Trackers focused on their health want to ensure that their medical practitioners don’t miss the particulars of their condition; trackers who record their mental states are often trying to find their own way to personal fulfillment amid the seductions of marketing and the errors of common opinion; fitness trackers are trying to tune their training regimes to their own body types and competitive goals, but they are also looking to understand their strengths and weaknesses, to uncover potential they didn’t know they had. Self-tracking, in this way, is not really a tool of optimization but of discovery, and if tracking regimes that we would once have thought bizarre are becoming normal, one of the most interesting effects may be to make us re-evaluate what “normal” means.

“My girlfriend thinks I’m the weird person when I wear all these devices,” Bo Adler says. “She sees me as an oddity, but I say no, soon everybody is going to be doing this, and you won’t even notice.”


In the interests of declaring my bias, I need to own up to being a self-tracker/-experimenter/ -researcher /-logger for most of my life. With so much physics, chemistry, history, biology, anthropology and general whatthe-ology to discover about ourselves – and so much hypochondria to allay if you read too much – it never gets dull, but it’s not heretofore been fashionable dinner-party conversation. So I’m looking forward to the excitement building around it. Not to mention the increasing abundance of more awesome gadgets on offer, now in stylish packaging.
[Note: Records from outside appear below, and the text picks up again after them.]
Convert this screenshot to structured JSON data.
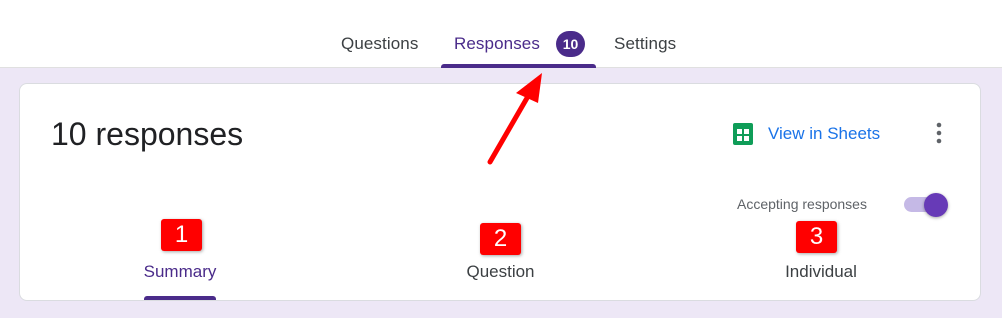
{
  "top_tabs": {
    "questions": "Questions",
    "responses": "Responses",
    "responses_badge": "10",
    "settings": "Settings",
    "active": "Responses"
  },
  "card": {
    "title": "10 responses",
    "view_in_sheets": "View in Sheets",
    "accepting_label": "Accepting responses",
    "accepting_on": true
  },
  "sub_tabs": {
    "summary": "Summary",
    "question": "Question",
    "individual": "Individual",
    "active": "Summary"
  },
  "annotations": {
    "badge_1": "1",
    "badge_2": "2",
    "badge_3": "3",
    "arrow_color": "#ff0000"
  },
  "colors": {
    "accent": "#4a2b8a",
    "toggle": "#673ab7",
    "link": "#1a73e8",
    "sheets_green": "#0f9d58",
    "page_background": "#ede7f6"
  },
  "icons": {
    "sheets": "google-sheets-icon",
    "more": "more-vert-icon"
  }
}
This one’s going to be big, as a social-behavioural mod it will have rolling impact into economic and political policy, slowly but certainly. Unlikely you say? Put it on your alerts and watch. Let’s roll together a few Quantified Self meetups, and see if you don’t get a thrill from seeing the superhero rippling under the clark-kent veneer.
It’s so much more than geek-sport.


Are you a self-tracker? Got a thing for productivity apps, develop funny hypotheses about your training, time, nutrition and test them (on yourself not hapless clients), got a thing for spreadsheets and pedometers? Did you realise your hobby doesn’t relegate you to lone freakery any longer?Self-trackers, shout your barbaric yawp from the rooftops, your time in the sunshine has finally come.